Namun, baru beberapa ratus langkah dari perbatasan hutan, empat sosok mengerikan muncul dari balik kabut. Mereka adalah Taring Hitam Baru, mengenakan armor kelam yang nyaris melebur dengan gelapnya hutan. Wajah mereka tersembunyi di balik topeng ular berkepala dua. Mereka berjalan nyaris tanpa suara, namun aura kematian menyertai langkah mereka.
“Bersiap,” ujar Kapten Kirana datar, tubuhnya tegap meski aura gelap menyerbu dari segala arah.

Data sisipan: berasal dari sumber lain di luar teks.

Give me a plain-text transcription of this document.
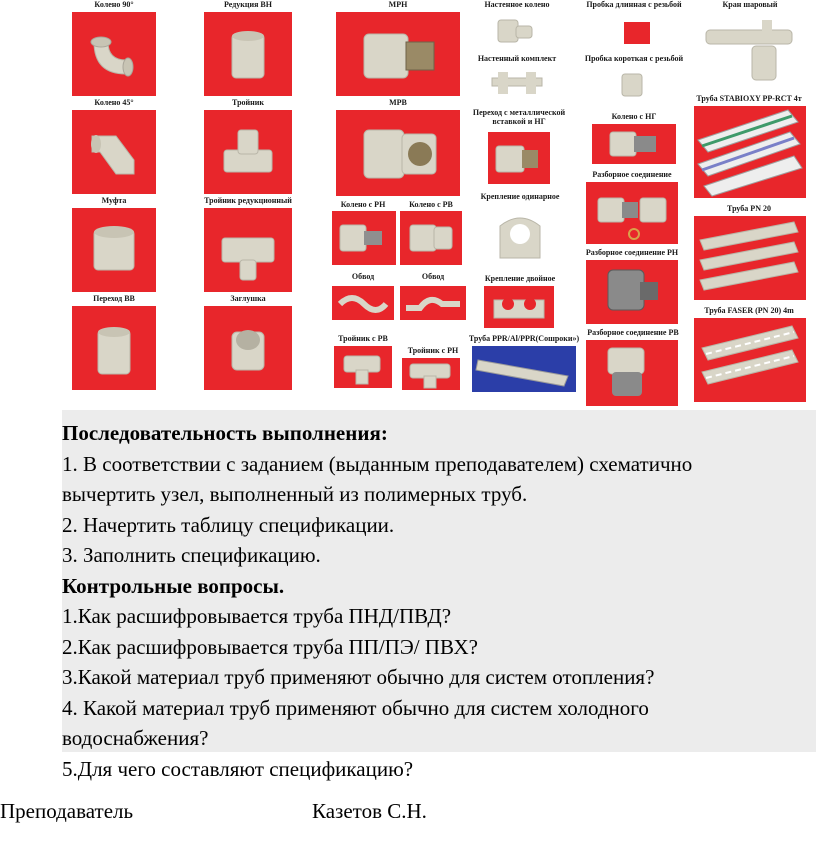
Колено 90°
Колено 45°
Муфта
Переход ВВ
Редукция ВН
Тройник
Тройник редукционный
Заглушка
МРН
МРВ
Колено с РН	Колено с РВ
Обвод	Обвод
Тройник с РВ
Тройник с РН
Настенное колено
Настенный комплект
Переход с металлической вставкой и НГ
Крепление одинарное
Крепление двойное
Труба PPR/Al/PPR(Сошроки»)
Пробка длинная с резьбой
Пробка короткая с резьбой
Колено с НГ
Разборное соединение
Разборное соединение РН
Разборное соединение РВ
Кран шаровый
Труба STABIOXY PP-RCT 4т
Труба PN 20
Труба FASER (PN 20) 4m
Последовательность выполнения:
1. В соответствии с заданием (выданным преподавателем) схематично
вычертить узел, выполненный из полимерных труб.
2. Начертить таблицу спецификации.
3. Заполнить спецификацию.
Контрольные вопросы.
1.Как расшифровывается труба ПНД/ПВД?
2.Как расшифровывается труба ПП/ПЭ/ ПВХ?
3.Какой материал труб применяют обычно для систем отопления?
4. Какой материал труб применяют обычно для систем холодного
водоснабжения?
5.Для чего составляют спецификацию?
Преподаватель	Казетов С.Н.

Seketika, benturan pertama terjadi. Salah satu taring hitam melesat cepat menebas dari samping, namun Kirana menahan tebasan itu dengan tangan kosong, menciptakan gelombang energi kejut di udara. Ledakan aura spiritual memancar dari tubuhnya, membentuk siluet sang khodam — Panembahan Senopati — seorang leluhur ahli silat berjubah putih dengan postur agung yang menyatu dengan gerakannya. Suara gemuruh tenaga dalam mengguncang tanah di bawah kaki mereka.
Tak jauh dari sana, Darsa Nagawikrama sudah terlibat dalam pertarungan cepat.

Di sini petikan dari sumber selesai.